Billionaire investor Ray Dalio, the founder of Connecticut-based hedge fund Bridgewater Associates, sounds like he might be running for president in 2020. He’s been stumping on social and traditional media since the weekend with a message cribbed straight from Alexandria Ocasio-Cortez’s talking points – and just as vapid.
Saying things like, “If I was the president of the United States…” in a 60 minutes interview Sunday, Dalio decries the growing “wealth gap” and claimed that capitalism is good at growing the pie of resources, but not so good at dividing it up fairly.
On his media tour, Dalio’s been riffing off a mercilessly-lengthy LinkedIn post published on April 4th: “Why and How Capitalism Needs to Be Reformed.”
The depth and sophistication of the thinking in his anti-capitalist screed is hardly a dismantling critique as much as it is a meandering discourse, a disorganized slew of vague platitudes and worn out bromides.
It’s a word salad reminiscent of Alexandria Ocasio-Cortez’s Green New Deal for lightweight fluff and naive generalities that seem ignorant of a myriad of vital contextualizations.
After a tortuously long preface, the billionaire hedge fund manager gets down to the nut-cutting. Unfortunately, his solutions are about as specific and disruptive as the stereotypical beauty pageant contestant’s stock answer to the always cringe-inducing interview portion of the contest:
“Um, like… world peace would be good!”
Dalio’s four prescriptions for the “failures” of capitalism are: 1.) Leadership from the top; 2.) Bipartisanship; 3.) Clear metrics for success; and 4.) Wealth redistribution.
The investment billionaire takes for granted as most people do that Washington politicians should be the ones to lead the changes he calls for, but it wasn’t capitalism that made life harder for the poor and working class in America. It was Washington politicians.

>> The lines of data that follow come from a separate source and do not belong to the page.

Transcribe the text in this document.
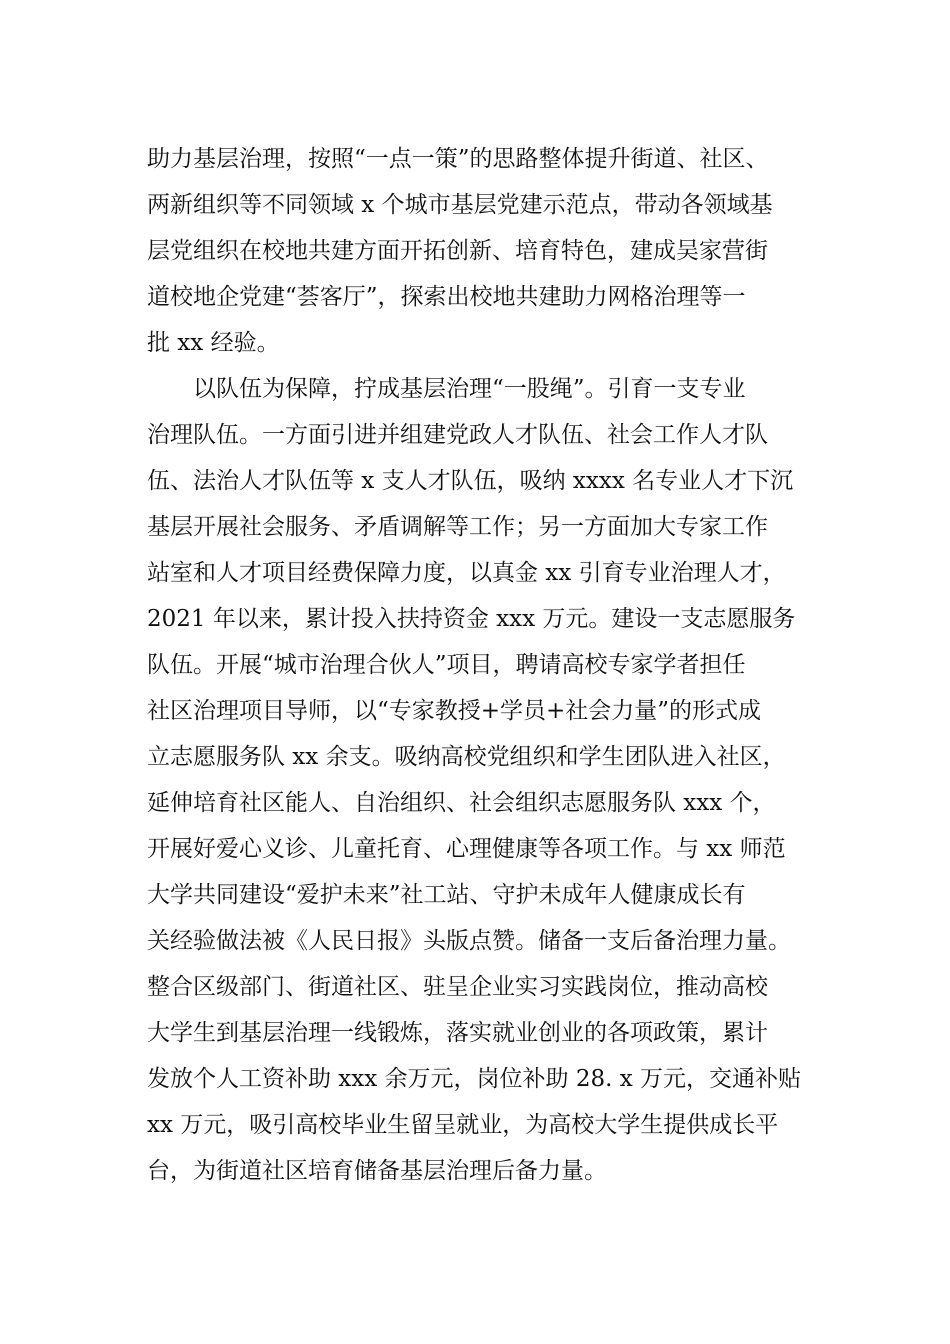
助力基层治理，按照“一点一策”的思路整体提升街道、社区、
两新组织等不同领域 x 个城市基层党建示范点，带动各领域基
层党组织在校地共建方面开拓创新、培育特色，建成吴家营街
道校地企党建“荟客厅”，探索出校地共建助力网格治理等一
批 xx 经验。
　　以队伍为保障，拧成基层治理“一股绳”。引育一支专业
治理队伍。一方面引进并组建党政人才队伍、社会工作人才队
伍、法治人才队伍等 x 支人才队伍，吸纳 xxxx 名专业人才下沉
基层开展社会服务、矛盾调解等工作；另一方面加大专家工作
站室和人才项目经费保障力度，以真金 xx 引育专业治理人才，
2021 年以来，累计投入扶持资金 xxx 万元。建设一支志愿服务
队伍。开展“城市治理合伙人”项目，聘请高校专家学者担任
社区治理项目导师，以“专家教授+学员+社会力量”的形式成
立志愿服务队 xx 余支。吸纳高校党组织和学生团队进入社区，
延伸培育社区能人、自治组织、社会组织志愿服务队 xxx 个，
开展好爱心义诊、儿童托育、心理健康等各项工作。与 xx 师范
大学共同建设“爱护未来”社工站、守护未成年人健康成长有
关经验做法被《人民日报》头版点赞。储备一支后备治理力量。
整合区级部门、街道社区、驻呈企业实习实践岗位，推动高校
大学生到基层治理一线锻炼，落实就业创业的各项政策，累计
发放个人工资补助 xxx 余万元，岗位补助 28. x 万元，交通补贴
xx 万元，吸引高校毕业生留呈就业，为高校大学生提供成长平
台，为街道社区培育储备基层治理后备力量。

When Washington appropriated $700 billion from the American economy in 2008 for the Troubled Asset Relief Program, over the objections of a wave of populist dissent, that wasn’t capitalism.
Capitalism would have let these corrupt Wall Street companies fail because they engaged in unprofitable practices that destroyed billions of dollars worth of resources.
But Washington politicians were happy to keep Wall Street’s profits private while socializing their losses and making taxpayers bear the brunt of their mistakes.
Establishment politicians like then-Sens. John McCain, Barack Obama, and Hillary Clinton voted for TARP back in 2008. According to FEC records, these three received more money in political donations from Bridgewater employees than any other politicians at the time.
Mitt Romney, the fourth largest recipient of political donations from Bridgewater employees, was a vocal supporter of TARP. Romney made a killing at the helm of Bain Capital, an investment company that he and associates ran into the ground and saved only with a multi-million dollar taxpayer-funded federal bailout.
Dalio himself gave more money to John McCain than any other politician during the 2008 election cycle.
McCain spent his career voting for ever bigger federal spending budgets to take more and more resources out of the economy and redistribute them from working poor and middle-class people into the hands of well-connected and wealthy companies like Dalio’s that lobby for their profits from the federal trough instead of earning them from the market.
It’s not capitalism that’s failed the American people. Capitalism has produced the highest standard of living in human history and made America’s economy the envy of the world.